2. Don’t be afraid to shift the balance of power - When engaging with young people, don’t be afraid to let them be the ones in control. In fact, you should strive for this. Let young people steer the discussions around a particular piece of policy, rather than come to them with a set of specific questions and an idea of what answers you want.
3. Engagement is not a single event - Keeping lines of communication open is absolutely essential. Young people must know why their views have been taken on board and how action is being implemented, or if not, an explanation of the reasons for that.
4. Be accessible and provide support - Interacting with global and national structures and organisations can be pretty intimidating, so young people need appropriate support to ensure that they are able to be free to voice their ideas. This doesn’t mean putting words in our mouths, but simply acting as a support to ensure that we are fully informed, prepared and able to express our concerns. For example, when I spoke at the UN I knew that I had the support and advice of the Children and Young People’s Commissioner Scotland every step of the way.
5. Be brave – for many global and national entities, youth engagement is often a very radical and new concept; whether that’s the UN, EU, national governments or charities and health bodies. Pushing yourself out of your comfort zone is absolutely key – you might not get youth engagement absolutely right the first time round – in fact I’d debate as to whether there even is one single ‘right’ way - but only once you take that first step will you be able to reflect, improve and benefit from the voices and experiences of young people.

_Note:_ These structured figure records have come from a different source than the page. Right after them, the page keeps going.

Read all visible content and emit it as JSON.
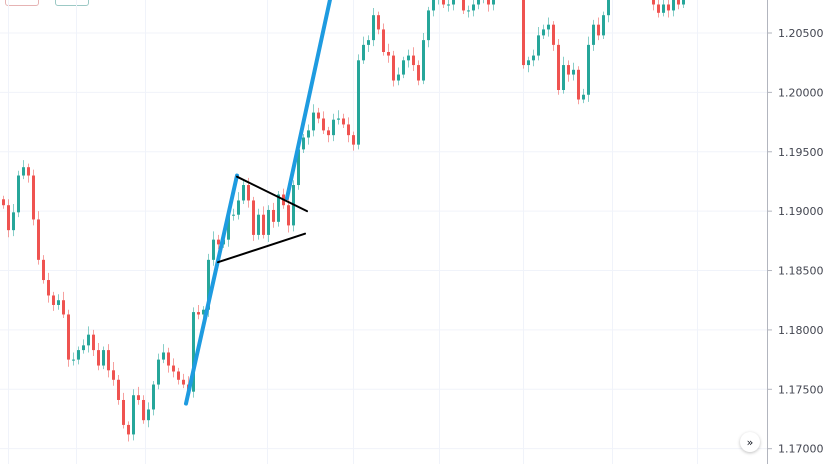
{
  "chart_data": {
    "type": "candlestick",
    "ylim": [
      1.1685,
      1.2088
    ],
    "y_ticks": [
      "1.20500",
      "1.20000",
      "1.19500",
      "1.19000",
      "1.18500",
      "1.18000",
      "1.17500",
      "1.17000"
    ],
    "y_tick_values": [
      1.205,
      1.2,
      1.195,
      1.19,
      1.185,
      1.18,
      1.175,
      1.17
    ],
    "grid": true,
    "up_color": "#26a69a",
    "down_color": "#ef5350",
    "first_open": 1.191,
    "closes": [
      1.1905,
      1.1884,
      1.1899,
      1.193,
      1.1937,
      1.193,
      1.1893,
      1.1859,
      1.1842,
      1.1829,
      1.1821,
      1.1825,
      1.1813,
      1.1775,
      1.1775,
      1.1783,
      1.1787,
      1.1796,
      1.1783,
      1.177,
      1.1783,
      1.1766,
      1.1758,
      1.1741,
      1.172,
      1.1712,
      1.1745,
      1.1741,
      1.1724,
      1.1733,
      1.1754,
      1.1775,
      1.1781,
      1.177,
      1.1765,
      1.1758,
      1.1754,
      1.1748,
      1.1815,
      1.1813,
      1.1817,
      1.1859,
      1.1876,
      1.1872,
      1.1876,
      1.1897,
      1.1897,
      1.1909,
      1.1922,
      1.1909,
      1.188,
      1.1897,
      1.188,
      1.1901,
      1.1891,
      1.1914,
      1.1905,
      1.1888,
      1.1922,
      1.1952,
      1.1962,
      1.1968,
      1.1983,
      1.1978,
      1.1968,
      1.1964,
      1.1977,
      1.1978,
      1.1973,
      1.1964,
      1.1956,
      1.2027,
      1.204,
      1.2044,
      1.2065,
      1.2053,
      1.2034,
      1.2031,
      1.201,
      1.2015,
      1.2027,
      1.2031,
      1.2023,
      1.201,
      1.2044,
      1.2069,
      1.2078,
      1.2086,
      1.2074,
      1.2074,
      1.2082,
      1.2082,
      1.2069,
      1.2069,
      1.2074,
      1.2078,
      1.2082,
      1.2074,
      1.2086,
      1.209,
      1.2086,
      1.209,
      1.2095,
      1.2086,
      1.2023,
      1.2027,
      1.2031,
      1.2048,
      1.2053,
      1.2057,
      1.204,
      1.2002,
      1.2023,
      1.2015,
      1.2019,
      1.1994,
      1.1998,
      1.204,
      1.2057,
      1.2048,
      1.2065,
      1.2086,
      1.2095,
      1.2099,
      1.2099,
      1.2103,
      1.2099,
      1.2099,
      1.2095,
      1.209,
      1.2074,
      1.2067,
      1.2074,
      1.2069,
      1.2078,
      1.2074,
      1.2078
    ],
    "annotations": [
      {
        "kind": "trend-line",
        "color": "#1e9be0",
        "from": [
          36.8,
          1.1738
        ],
        "to": [
          47,
          1.193
        ]
      },
      {
        "kind": "trend-line",
        "color": "#1e9be0",
        "from": [
          57,
          1.1911
        ],
        "to": [
          65.6,
          1.2078
        ]
      },
      {
        "kind": "trend-line",
        "color": "#000000",
        "from": [
          47,
          1.1929
        ],
        "to": [
          61,
          1.19
        ]
      },
      {
        "kind": "trend-line",
        "color": "#000000",
        "from": [
          43.2,
          1.1857
        ],
        "to": [
          60.6,
          1.1881
        ]
      }
    ]
  },
  "controls": {
    "scroll_to_latest": "»"
  }
}
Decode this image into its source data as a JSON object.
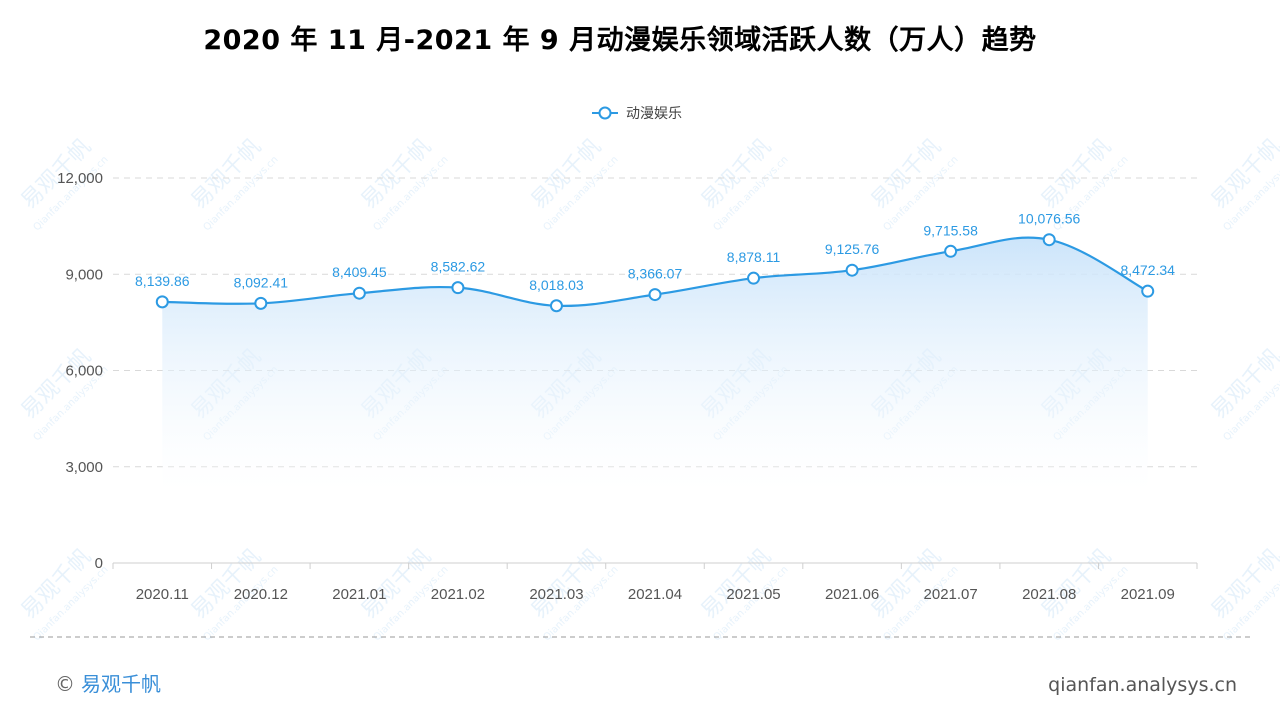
{
  "title": "2020 年 11 月-2021 年 9 月动漫娱乐领域活跃人数（万人）趋势",
  "footer": {
    "copyright_symbol": "©",
    "brand": "易观千帆",
    "url": "qianfan.analysys.cn"
  },
  "colors": {
    "line": "#2c9ae3",
    "area_top": "#cfe6fb",
    "grid": "#d9d9d9",
    "watermark": "#d4e8f8"
  },
  "watermark": {
    "text_cn": "易观千帆",
    "text_en": "Qianfan.analysys.cn"
  },
  "chart_data": {
    "type": "area",
    "title": "2020 年 11 月-2021 年 9 月动漫娱乐领域活跃人数（万人）趋势",
    "xlabel": "",
    "ylabel": "",
    "categories": [
      "2020.11",
      "2020.12",
      "2021.01",
      "2021.02",
      "2021.03",
      "2021.04",
      "2021.05",
      "2021.06",
      "2021.07",
      "2021.08",
      "2021.09"
    ],
    "series": [
      {
        "name": "动漫娱乐",
        "values": [
          8139.86,
          8092.41,
          8409.45,
          8582.62,
          8018.03,
          8366.07,
          8878.11,
          9125.76,
          9715.58,
          10076.56,
          8472.34
        ],
        "labels": [
          "8,139.86",
          "8,092.41",
          "8,409.45",
          "8,582.62",
          "8,018.03",
          "8,366.07",
          "8,878.11",
          "9,125.76",
          "9,715.58",
          "10,076.56",
          "8,472.34"
        ]
      }
    ],
    "ylim": [
      0,
      12000
    ],
    "yticks": [
      0,
      3000,
      6000,
      9000,
      12000
    ],
    "ytick_labels": [
      "0",
      "3,000",
      "6,000",
      "9,000",
      "12,000"
    ],
    "grid": true,
    "legend_position": "top-center",
    "smooth": true
  }
}
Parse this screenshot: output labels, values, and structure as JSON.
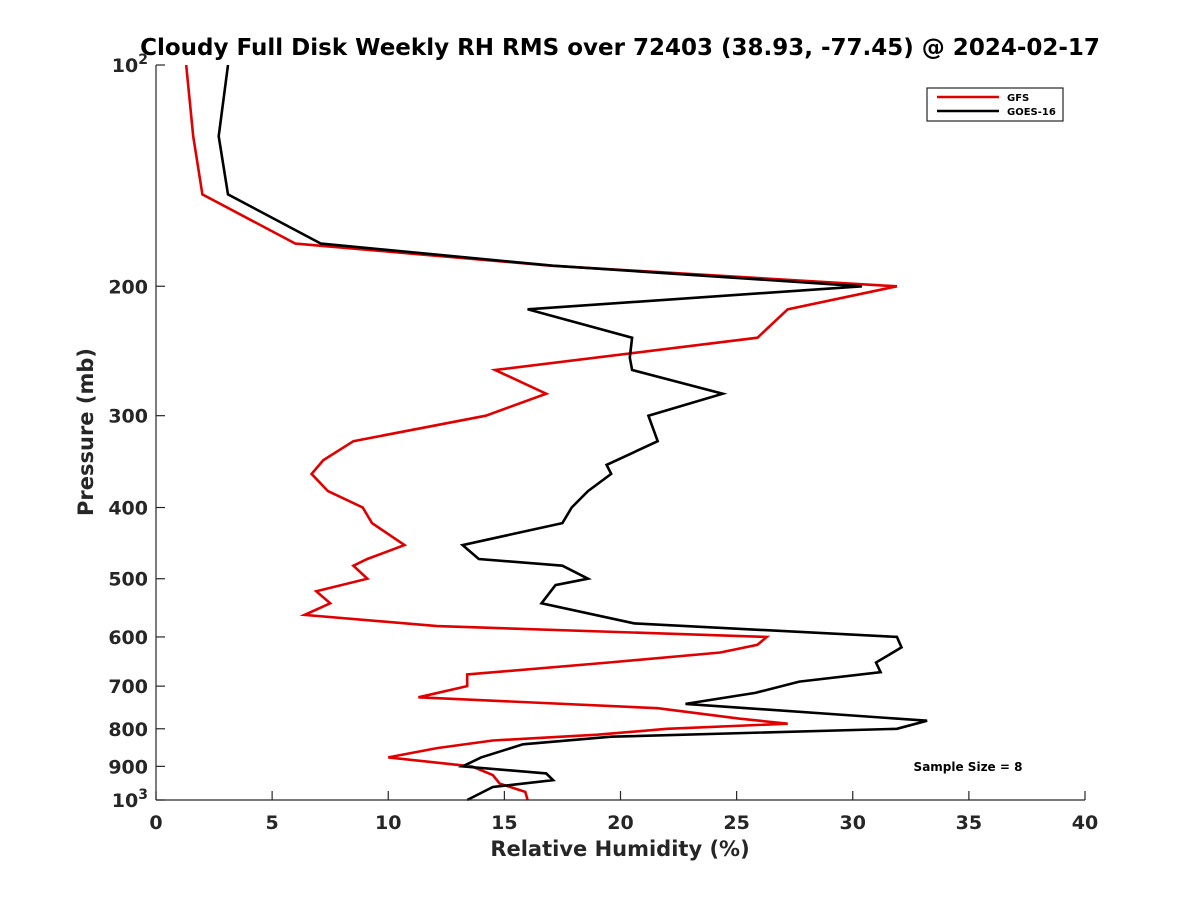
{
  "chart_data": {
    "type": "line",
    "title": "Cloudy Full Disk Weekly RH RMS over 72403 (38.93, -77.45) @ 2024-02-17",
    "xlabel": "Relative Humidity (%)",
    "ylabel": "Pressure (mb)",
    "xlim": [
      0,
      40
    ],
    "ylim": [
      100,
      1000
    ],
    "y_scale": "log",
    "y_reversed": true,
    "grid": false,
    "legend_position": "top-right",
    "x_ticks": [
      0,
      5,
      10,
      15,
      20,
      25,
      30,
      35,
      40
    ],
    "x_tick_labels": [
      "0",
      "5",
      "10",
      "15",
      "20",
      "25",
      "30",
      "35",
      "40"
    ],
    "y_ticks": [
      100,
      200,
      300,
      400,
      500,
      600,
      700,
      800,
      900,
      1000
    ],
    "y_tick_labels": [
      {
        "base": "10",
        "exp": "2"
      },
      {
        "base": "200",
        "exp": ""
      },
      {
        "base": "300",
        "exp": ""
      },
      {
        "base": "400",
        "exp": ""
      },
      {
        "base": "500",
        "exp": ""
      },
      {
        "base": "600",
        "exp": ""
      },
      {
        "base": "700",
        "exp": ""
      },
      {
        "base": "800",
        "exp": ""
      },
      {
        "base": "900",
        "exp": ""
      },
      {
        "base": "10",
        "exp": "3"
      }
    ],
    "annotation": "Sample Size = 8",
    "series": [
      {
        "name": "GFS",
        "color": "#e00000",
        "points": [
          [
            1.3,
            100
          ],
          [
            1.6,
            125
          ],
          [
            2.0,
            150
          ],
          [
            6.0,
            175
          ],
          [
            17.0,
            187.5
          ],
          [
            31.9,
            200
          ],
          [
            27.2,
            215
          ],
          [
            25.9,
            235
          ],
          [
            14.6,
            260
          ],
          [
            16.8,
            280
          ],
          [
            14.2,
            300
          ],
          [
            8.5,
            325
          ],
          [
            7.2,
            345
          ],
          [
            6.7,
            360
          ],
          [
            7.4,
            380
          ],
          [
            8.9,
            400
          ],
          [
            9.3,
            420
          ],
          [
            10.7,
            450
          ],
          [
            9.1,
            470
          ],
          [
            8.5,
            480
          ],
          [
            9.1,
            500
          ],
          [
            6.9,
            520
          ],
          [
            7.5,
            540
          ],
          [
            6.4,
            560
          ],
          [
            12.1,
            580
          ],
          [
            26.3,
            600
          ],
          [
            25.9,
            615
          ],
          [
            24.3,
            630
          ],
          [
            19.5,
            650
          ],
          [
            13.4,
            675
          ],
          [
            13.4,
            700
          ],
          [
            11.3,
            725
          ],
          [
            21.6,
            750
          ],
          [
            25.1,
            775
          ],
          [
            27.2,
            787.5
          ],
          [
            22.0,
            800
          ],
          [
            19.0,
            815
          ],
          [
            14.5,
            830
          ],
          [
            12.1,
            850
          ],
          [
            10.0,
            875
          ],
          [
            13.6,
            900
          ],
          [
            14.5,
            925
          ],
          [
            14.8,
            950
          ],
          [
            15.9,
            975
          ],
          [
            16.0,
            1000
          ]
        ]
      },
      {
        "name": "GOES-16",
        "color": "#000000",
        "points": [
          [
            3.1,
            100
          ],
          [
            2.7,
            125
          ],
          [
            3.1,
            150
          ],
          [
            7.1,
            175
          ],
          [
            17.1,
            187.5
          ],
          [
            30.4,
            200
          ],
          [
            16.0,
            215
          ],
          [
            20.5,
            235
          ],
          [
            20.4,
            250
          ],
          [
            20.5,
            260
          ],
          [
            24.4,
            280
          ],
          [
            21.2,
            300
          ],
          [
            21.6,
            325
          ],
          [
            19.4,
            350
          ],
          [
            19.6,
            360
          ],
          [
            18.6,
            380
          ],
          [
            17.9,
            400
          ],
          [
            17.5,
            420
          ],
          [
            13.2,
            450
          ],
          [
            13.9,
            470
          ],
          [
            17.5,
            480
          ],
          [
            18.6,
            500
          ],
          [
            17.2,
            510
          ],
          [
            16.6,
            540
          ],
          [
            20.6,
            575
          ],
          [
            31.9,
            600
          ],
          [
            32.1,
            620
          ],
          [
            31.0,
            650
          ],
          [
            31.2,
            670
          ],
          [
            27.7,
            690
          ],
          [
            25.8,
            715
          ],
          [
            22.8,
            740
          ],
          [
            33.2,
            780
          ],
          [
            31.9,
            800
          ],
          [
            19.6,
            820
          ],
          [
            15.8,
            840
          ],
          [
            14.0,
            875
          ],
          [
            13.2,
            900
          ],
          [
            16.8,
            920
          ],
          [
            17.1,
            940
          ],
          [
            14.5,
            960
          ],
          [
            13.4,
            1000
          ]
        ]
      }
    ]
  }
}
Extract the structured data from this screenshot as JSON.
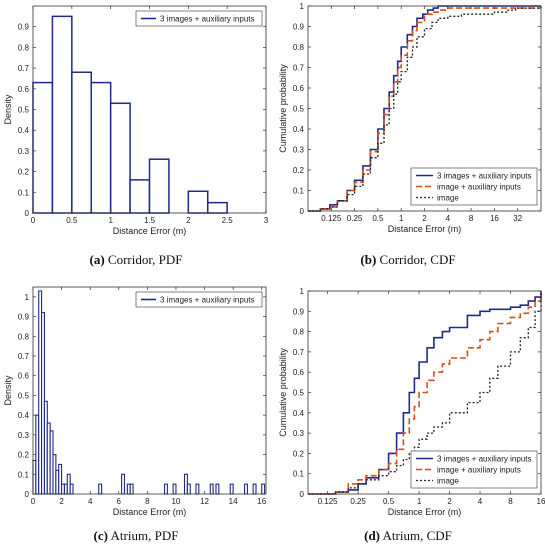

I do sincerely believe that youth engagement is something moving into the forefront of global thinking, but we absolutely need to keep pushing. To young people: we need to keep being loud. We are the leaders of global movements combatting racism, climate change and more. And we’re not stopping any time soon. We need to continue to demand our seat at the table that we have every right to. To decision makers: give us that seat at the table. If for some reason that’s not possible, time for a new table. One where young people are included, listened to, and at the heart of global and national discourse.
Over 40% of the world is under 25. We’re a force to be reckoned with. If we want to make the world the best place it can be, both globally and nationally, youth engagement is absolutely necessary.